Ich hatte immer eine unüberwindliche Scheu empfunden zu versuchen, sie zu Geständnissen über den ehelichen Abschnitt ihres Lebens zu bewegen. Aber in diesem Augenblick glaubte ich, es wagen zu müssen.

»Marthe, du siehst nicht aus, als ob du glücklich wärest?«

»Ach was! Unsinn … Wer dich nur so etwas glauben macht!«

»Manches, das ich gemerkt habe, und deine Augen zeigen ja in diesem Augenblick noch Spuren von Tränen …«

Darauf sagte sie mir nach einem großen Entschluß zur Aufrichtigkeit ganz offen, was sie auf dem Herzen hatte.

Alfred war kein böser Mensch; er bereite ihr keinen Kummer. Aber sie litt daran, ihn immer dasselbe Leben des dicken Hanswurstes führen zu sehen. Sie sorgte sich um seine Gesundheit: öfters klagte er über Schmerzen im Kopf, Reizungen im Hals, dann selbst über Schwindelanfälle. Für diesen apoplektischen Mann wäre eine Lebensweise von strengster Nüchternheit vonnöten gewesen. Er hingegen kehrte jeden Abend angesäuselt nach Haus zurück.

Dann waren sie auch wegen seiner vielen Ausgaben, die er außer dem Hause machte, geschäftlich nicht in gutem Stand. Mit Mühe und Not konnten sie die Enden des Jahresbudgets zusammenbringen, obgleich es doch leicht gehalten hätte Ersparnisse zu machen, ohne sich zu sehr im Hausstand einschränken zu müssen.

Die Ladentür klingelte. Marthe rückte schnell ihre weiße Schürze zurecht, stülpte ihre Armschäfte über und bat mich gleichzeitig:

»Die Hauptsache aber ist, daß du das für dich behältst! Im Grunde, weißt du, sind das vielleicht nur Gedanken, die ich mir mache … Ich hab unrecht, mich zu beklagen: so viele andere sind viel unglücklicher als ich …«

Sie hatte mir genug gesagt, um mich begreifen zu lassen, daß ihr die Zeit unendlich lang wurde. Und mit allzuviel Einbildungskraft vielleicht gefiel ich mich darin, den Zustand ihrer klugen feinsinnigen Frauenseele mir auszumalen, wie sie, wie in einem Märtyrium, durch die plumpe unausgereift-bubenhafte Art ihres Lebensgefährten zerrieben wurde.
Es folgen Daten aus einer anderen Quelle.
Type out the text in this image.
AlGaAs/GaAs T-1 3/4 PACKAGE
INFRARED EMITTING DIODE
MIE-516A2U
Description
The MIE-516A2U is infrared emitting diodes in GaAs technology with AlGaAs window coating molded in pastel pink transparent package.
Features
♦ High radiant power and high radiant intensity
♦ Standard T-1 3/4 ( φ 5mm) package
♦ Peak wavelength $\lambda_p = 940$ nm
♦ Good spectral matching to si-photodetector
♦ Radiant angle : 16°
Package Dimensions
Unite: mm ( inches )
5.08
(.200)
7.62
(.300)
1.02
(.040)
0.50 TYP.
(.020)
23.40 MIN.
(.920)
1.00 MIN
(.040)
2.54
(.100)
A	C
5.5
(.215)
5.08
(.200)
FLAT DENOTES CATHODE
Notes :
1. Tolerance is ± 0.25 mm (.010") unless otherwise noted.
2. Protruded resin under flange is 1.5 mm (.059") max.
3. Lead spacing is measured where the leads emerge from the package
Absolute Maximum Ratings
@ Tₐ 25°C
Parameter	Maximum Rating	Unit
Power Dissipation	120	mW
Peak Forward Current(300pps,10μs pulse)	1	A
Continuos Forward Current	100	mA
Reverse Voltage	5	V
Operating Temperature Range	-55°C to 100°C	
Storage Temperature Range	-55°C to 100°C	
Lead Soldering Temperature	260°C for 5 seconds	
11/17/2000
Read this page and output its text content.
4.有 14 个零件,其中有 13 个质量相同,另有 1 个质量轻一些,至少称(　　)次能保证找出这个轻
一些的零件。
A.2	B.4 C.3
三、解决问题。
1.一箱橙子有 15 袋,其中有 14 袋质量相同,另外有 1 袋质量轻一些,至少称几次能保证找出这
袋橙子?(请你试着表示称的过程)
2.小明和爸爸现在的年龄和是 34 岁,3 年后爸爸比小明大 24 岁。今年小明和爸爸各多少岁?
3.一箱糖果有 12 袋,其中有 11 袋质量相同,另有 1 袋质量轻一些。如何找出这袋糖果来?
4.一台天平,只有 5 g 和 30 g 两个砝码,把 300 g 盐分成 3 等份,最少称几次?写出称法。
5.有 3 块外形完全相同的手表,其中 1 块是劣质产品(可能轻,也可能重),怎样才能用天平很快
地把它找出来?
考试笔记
Das große vergnügte Gesicht von Alfred Laporte wurde mir beinah verhaßt.

Ich schenkte Marthe natürlich meine Arbeit, »Die Betrachtungen eines Bauers«. Sie las die Broschüre und beglückwünschte mich dazu. Ihr Mann, der wußte, daß ich der Verfasser war, machte sich den Spaß sie durchzulesen und amüsierte sich seitdem damit, mich zu necken, indem er mir prophezeite, ich müßte einmal Deputierter werden.

»Und daß er sich nicht einfallen läßt, der Herr Deputierte, meiner Frau den Hof zu machen. Hüte dich vor Laporte! hüte dich vor dem Blutmann!«

Ich erriet aus diesen losen Spaßereien wohl die ganze Ironie, die dieser oberflächliche, leichtlebige Mensch, der ein Freund des Vergnügens war, für mich, den Mann des Gedankens, empfand, gegen den Träumer von einer besseren Zukunft, der ich war.